Kant läßt keinen Zweifel, worum es nicht nur ihm fast ausschließlich geht:

"Ich habe den Hauptpunkt der Aufklärung, d. i. des Ausganges der Menschen aus ihrer selbstverschuldeten Unmündigkeit, vorzüglich in Religionssachen gesetzt, weil in Ansehung der Künste und Wissenschaften unsere Beherrscher kein Interesse haben, den Vormund über ihre Untertanen zu spielen, überdem auch jene Unmündigkeit, so wie die schädlichste, also auch die entehrendste unter allen ist."

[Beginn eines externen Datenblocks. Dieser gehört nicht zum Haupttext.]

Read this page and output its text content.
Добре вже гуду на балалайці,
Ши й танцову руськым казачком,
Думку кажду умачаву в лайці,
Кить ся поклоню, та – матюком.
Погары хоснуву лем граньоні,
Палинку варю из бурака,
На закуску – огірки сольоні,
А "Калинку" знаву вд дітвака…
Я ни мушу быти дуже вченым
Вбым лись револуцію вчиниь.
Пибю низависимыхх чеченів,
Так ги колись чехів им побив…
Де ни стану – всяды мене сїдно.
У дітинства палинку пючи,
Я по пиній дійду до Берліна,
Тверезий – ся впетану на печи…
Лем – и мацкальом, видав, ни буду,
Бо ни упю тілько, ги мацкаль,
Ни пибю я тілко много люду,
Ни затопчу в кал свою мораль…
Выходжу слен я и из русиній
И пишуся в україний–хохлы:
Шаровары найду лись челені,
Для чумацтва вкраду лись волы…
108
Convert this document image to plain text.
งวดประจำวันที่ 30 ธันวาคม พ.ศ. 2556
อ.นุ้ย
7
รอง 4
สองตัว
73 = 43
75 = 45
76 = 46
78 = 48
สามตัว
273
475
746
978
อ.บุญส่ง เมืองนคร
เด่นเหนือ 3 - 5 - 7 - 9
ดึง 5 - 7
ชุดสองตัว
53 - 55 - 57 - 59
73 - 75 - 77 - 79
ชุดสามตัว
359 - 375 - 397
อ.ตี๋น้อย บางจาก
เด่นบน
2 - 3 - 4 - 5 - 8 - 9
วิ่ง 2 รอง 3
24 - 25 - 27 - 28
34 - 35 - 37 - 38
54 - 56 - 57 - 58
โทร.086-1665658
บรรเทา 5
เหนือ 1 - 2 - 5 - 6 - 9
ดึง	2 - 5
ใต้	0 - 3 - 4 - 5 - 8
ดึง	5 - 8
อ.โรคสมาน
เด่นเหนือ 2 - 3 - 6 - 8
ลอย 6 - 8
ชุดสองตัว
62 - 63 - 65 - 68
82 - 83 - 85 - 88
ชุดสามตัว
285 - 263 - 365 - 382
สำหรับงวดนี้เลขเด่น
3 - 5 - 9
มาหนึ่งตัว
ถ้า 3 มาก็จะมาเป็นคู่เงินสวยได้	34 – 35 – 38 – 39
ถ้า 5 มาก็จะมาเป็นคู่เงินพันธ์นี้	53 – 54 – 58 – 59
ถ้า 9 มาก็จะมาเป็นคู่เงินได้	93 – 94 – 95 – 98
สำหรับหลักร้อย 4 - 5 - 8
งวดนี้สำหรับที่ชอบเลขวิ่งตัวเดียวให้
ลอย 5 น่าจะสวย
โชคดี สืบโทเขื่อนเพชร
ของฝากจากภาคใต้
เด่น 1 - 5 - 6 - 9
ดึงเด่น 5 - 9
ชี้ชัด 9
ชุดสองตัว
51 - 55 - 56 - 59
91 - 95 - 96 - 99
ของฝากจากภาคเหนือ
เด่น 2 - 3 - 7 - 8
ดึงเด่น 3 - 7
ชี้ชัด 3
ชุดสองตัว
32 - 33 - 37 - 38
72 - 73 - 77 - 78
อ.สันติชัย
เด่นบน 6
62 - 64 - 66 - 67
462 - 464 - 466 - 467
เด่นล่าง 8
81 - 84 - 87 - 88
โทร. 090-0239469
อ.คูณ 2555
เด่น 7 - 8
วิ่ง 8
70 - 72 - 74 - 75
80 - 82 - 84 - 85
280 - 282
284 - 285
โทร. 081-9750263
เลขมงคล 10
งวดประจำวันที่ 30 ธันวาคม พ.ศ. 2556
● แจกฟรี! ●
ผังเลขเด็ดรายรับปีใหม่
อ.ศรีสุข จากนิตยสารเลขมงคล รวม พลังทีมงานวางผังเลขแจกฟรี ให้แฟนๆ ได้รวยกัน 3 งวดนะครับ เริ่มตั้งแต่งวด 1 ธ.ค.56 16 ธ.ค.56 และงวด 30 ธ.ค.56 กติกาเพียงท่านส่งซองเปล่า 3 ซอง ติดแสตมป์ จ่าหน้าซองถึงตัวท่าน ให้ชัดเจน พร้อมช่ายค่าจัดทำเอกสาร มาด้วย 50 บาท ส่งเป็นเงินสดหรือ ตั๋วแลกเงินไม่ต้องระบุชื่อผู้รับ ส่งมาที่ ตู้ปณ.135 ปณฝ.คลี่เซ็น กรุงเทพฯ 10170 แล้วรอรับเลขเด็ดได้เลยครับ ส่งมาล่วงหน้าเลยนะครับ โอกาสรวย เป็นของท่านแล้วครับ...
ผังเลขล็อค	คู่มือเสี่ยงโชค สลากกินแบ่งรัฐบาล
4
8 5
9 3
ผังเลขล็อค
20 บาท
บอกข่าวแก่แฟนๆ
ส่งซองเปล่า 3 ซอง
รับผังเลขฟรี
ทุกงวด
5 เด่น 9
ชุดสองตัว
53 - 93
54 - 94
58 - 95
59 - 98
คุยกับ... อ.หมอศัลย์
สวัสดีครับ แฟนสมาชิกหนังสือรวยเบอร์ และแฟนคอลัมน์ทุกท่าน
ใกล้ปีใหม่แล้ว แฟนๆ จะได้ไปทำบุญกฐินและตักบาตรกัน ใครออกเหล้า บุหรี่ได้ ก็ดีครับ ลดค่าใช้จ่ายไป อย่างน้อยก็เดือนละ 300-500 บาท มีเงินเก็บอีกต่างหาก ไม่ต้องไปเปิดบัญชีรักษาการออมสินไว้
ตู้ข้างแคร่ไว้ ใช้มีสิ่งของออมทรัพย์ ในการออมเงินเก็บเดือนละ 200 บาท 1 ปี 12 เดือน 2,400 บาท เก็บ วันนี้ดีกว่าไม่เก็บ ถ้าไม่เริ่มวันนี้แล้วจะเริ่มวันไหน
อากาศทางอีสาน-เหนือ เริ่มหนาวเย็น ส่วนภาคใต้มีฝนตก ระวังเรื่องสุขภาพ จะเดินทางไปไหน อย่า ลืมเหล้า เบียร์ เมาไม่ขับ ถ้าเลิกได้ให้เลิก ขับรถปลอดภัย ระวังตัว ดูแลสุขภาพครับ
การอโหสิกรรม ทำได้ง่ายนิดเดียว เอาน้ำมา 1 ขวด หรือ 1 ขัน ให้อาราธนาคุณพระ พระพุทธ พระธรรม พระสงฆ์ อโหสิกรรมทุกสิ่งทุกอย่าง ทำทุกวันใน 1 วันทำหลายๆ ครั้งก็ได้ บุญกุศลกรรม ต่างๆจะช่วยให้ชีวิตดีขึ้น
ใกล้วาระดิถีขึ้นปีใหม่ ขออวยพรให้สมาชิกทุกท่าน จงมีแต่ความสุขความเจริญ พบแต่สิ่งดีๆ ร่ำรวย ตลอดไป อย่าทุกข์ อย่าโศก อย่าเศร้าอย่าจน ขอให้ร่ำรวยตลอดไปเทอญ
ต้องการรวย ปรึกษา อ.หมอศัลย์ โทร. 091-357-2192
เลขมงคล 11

Bis auf das Herrscherlob am Ende könnte der Text heute geschrieben sein, abgesehen von der Sprache, die zwar auch längere Perioden und ein paar veraltete Ausdrucksweisen enthält, aber in ihrer Klarheit immer noch heilsam zu lesen ist.
 
 

Kommentar von Urs Bärlein, verfaßt am 17.02.2014 um 16.47 Uhr  
Adresse: http://www.sprachforschung.org/ickler/index.php?show=news&id=1598#25161

Wenn die Grammatik die Magd der Rechtschreibung ist, steht ein metaphysisches Axiom der Reform in Frage. Es gibt dann offensichtlich etwas, das zwar auch irgendwie noch in den Gegenstandsbereich der Sprachwissenschaft fällt, der Sprache aber noch äußerlicher ist als die Schrift. Statt "Die Schrift ist nur das äußer(st)e Kleid der Sprache" müßte es jetzt "Die Grammatik ist nur das äußer(st)e Kleid der Sprache" heißen. Weiter könnten Zweifel aufkommen, ob solche Sätze überhaupt sinnvoll sind. Wenn schon der Basaltblock "Die Schrift ist nur das äußer(st)e Kleid der Sprache" in Trümmern liegt, ist es mit der Solidität des Nachfolgesatzes ja möglicherweise auch nicht weit her. Die Sprache wäre dann so etwas wie eine Zwiebel ohne Kern, die sich in immer peripherere Schalen verflüchtigt.